Sap Green vs Westchester Gray
Where Sap Green belongs to Farrow & Ball's range, Westchester Gray is a Sherwin-Williams color. Sap Green reads as green-yellow, while Westchester Gray reads as grey — two distinct hue families, not close cousins. They have nearly identical light reflectance values (21 vs 19), so they'll read as similarly Dark in most lighting conditions. Sap Green runs warm while Westchester Gray is decidedly neutral, which means they'll respond very differently to warm vs cool light sources. With a ΔE of 29.6, the contrast is hard to miss. These aren't variations on a theme — they're two different answers to the same question. Below you'll find 3 real-room photo comparisons where both colors appear side by side, plus 5 simulated room previews.

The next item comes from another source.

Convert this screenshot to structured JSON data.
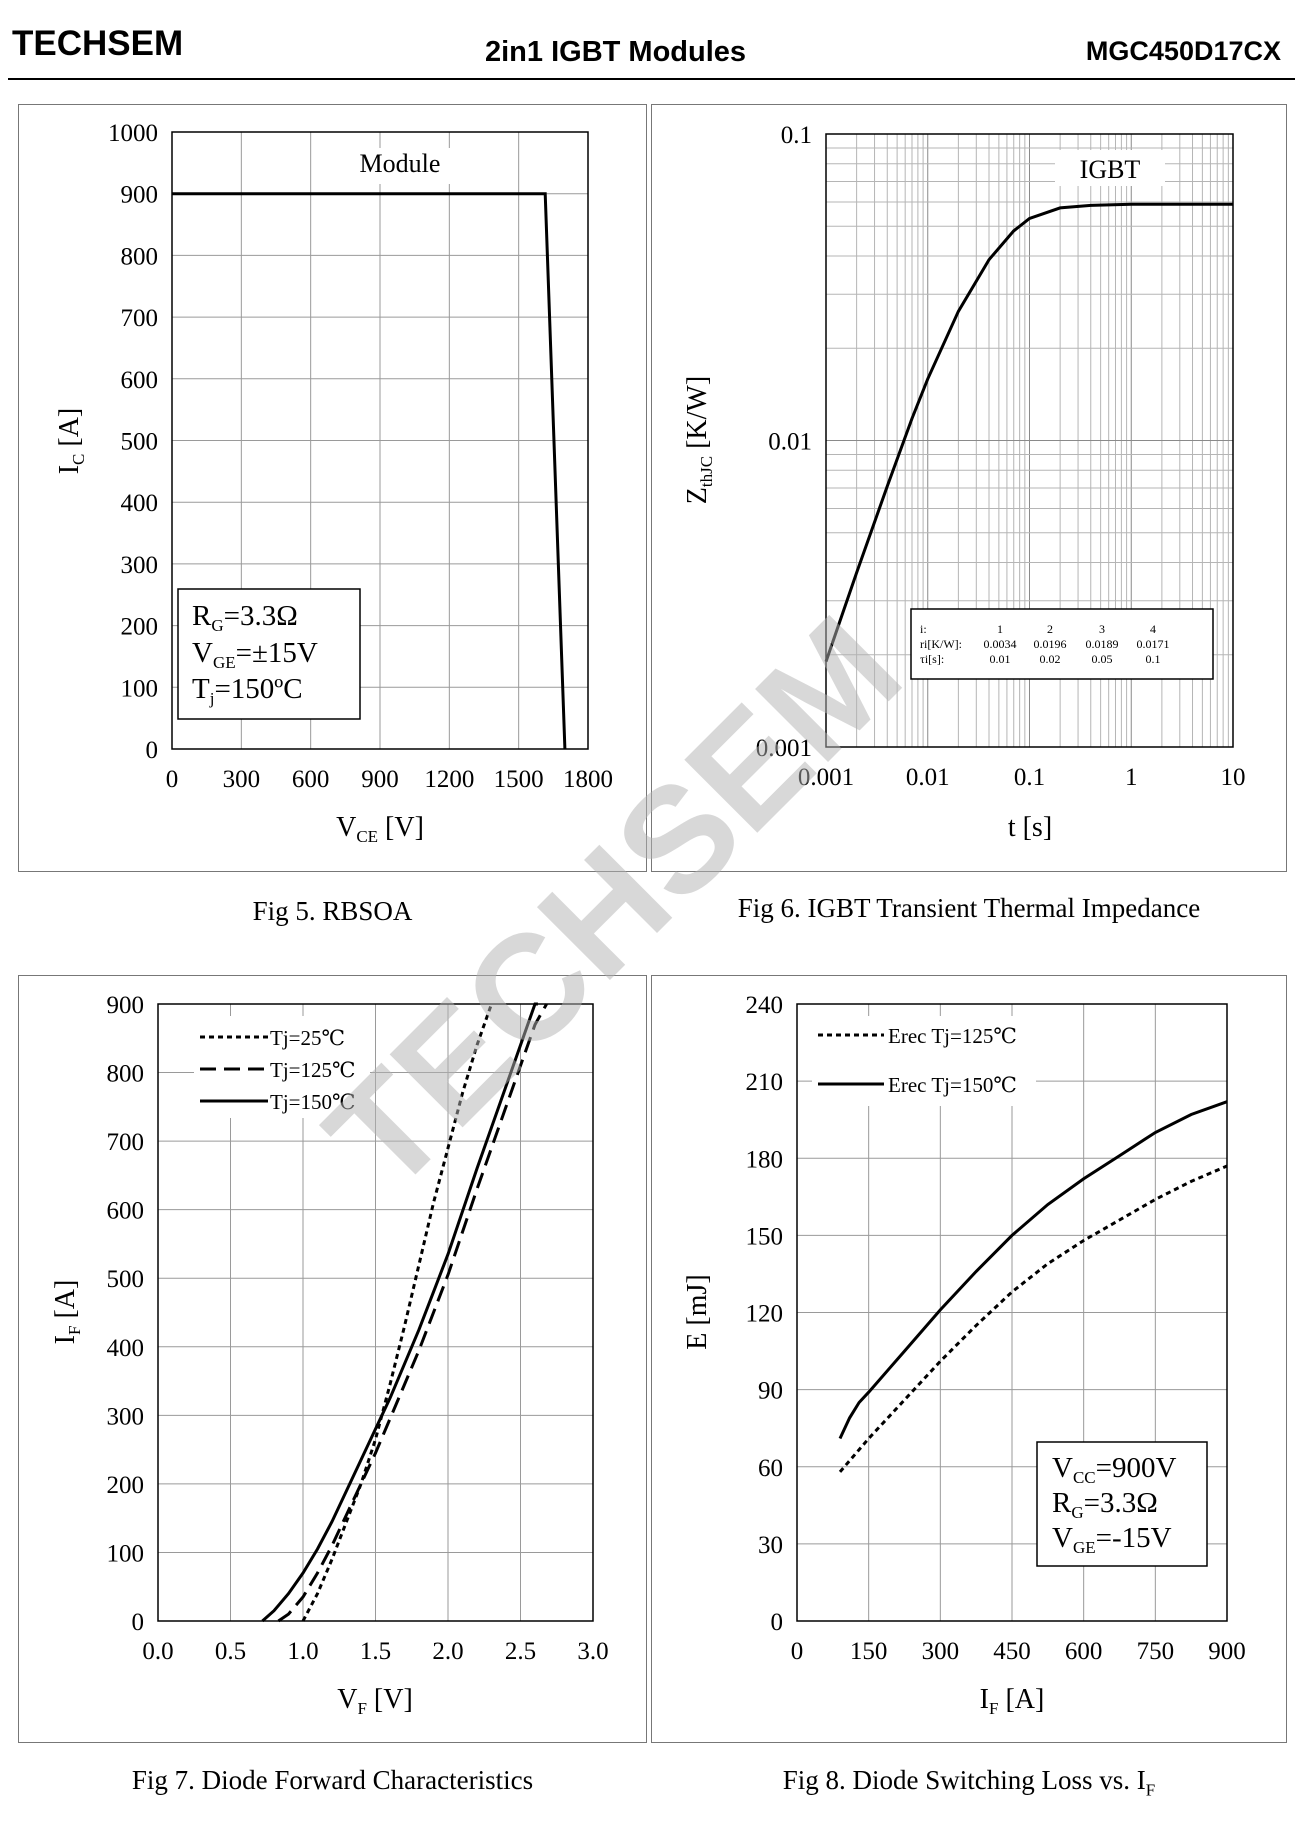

Sap Green vs Westchester Gray in Real Spaces
3 real rooms side by side. Seeing Sap Green and Westchester Gray in actual rooms makes the difference concrete; browse the spaces below to get a feel for how each color lives on a wall.
Bedroom
The context that matters most in a bedroom is how a color reads under a bedside lamp at night, not under noon daylight. Sap Green brings more warmth to the space, while Westchester Gray keeps things cooler and crisper.
Bathroom
Bathrooms are one of the few spaces where you're genuinely enclosed by the paint color, which makes the choice between these two more consequential. Sap Green brings more warmth to the space, while Westchester Gray keeps things cooler and crisper.
Kitchen Cabinets
Kitchen cabinets are constantly compared against adjacent materials, which means subtle differences between these two become much more visible. Sap Green brings more warmth to the space, while Westchester Gray keeps things cooler and crisper.
Color Details
Sap Green vs Westchester Gray Simulated Comparison
5 simulated room previews — drag the slider on each to see Sap Green on one side and Westchester Gray on the other.
Digital color is approximate. These simulations are generated from the manufacturer's hex values and overlaid on grayscale room photos — your screen's calibration, brightness, and viewing angle all affect how they render. Before committing to either color, test physical samples in your own space under the light you actually live with.
More Sap Green comparisons
See how Sap Green stacks up against other well-photographed colors across different brands and tones.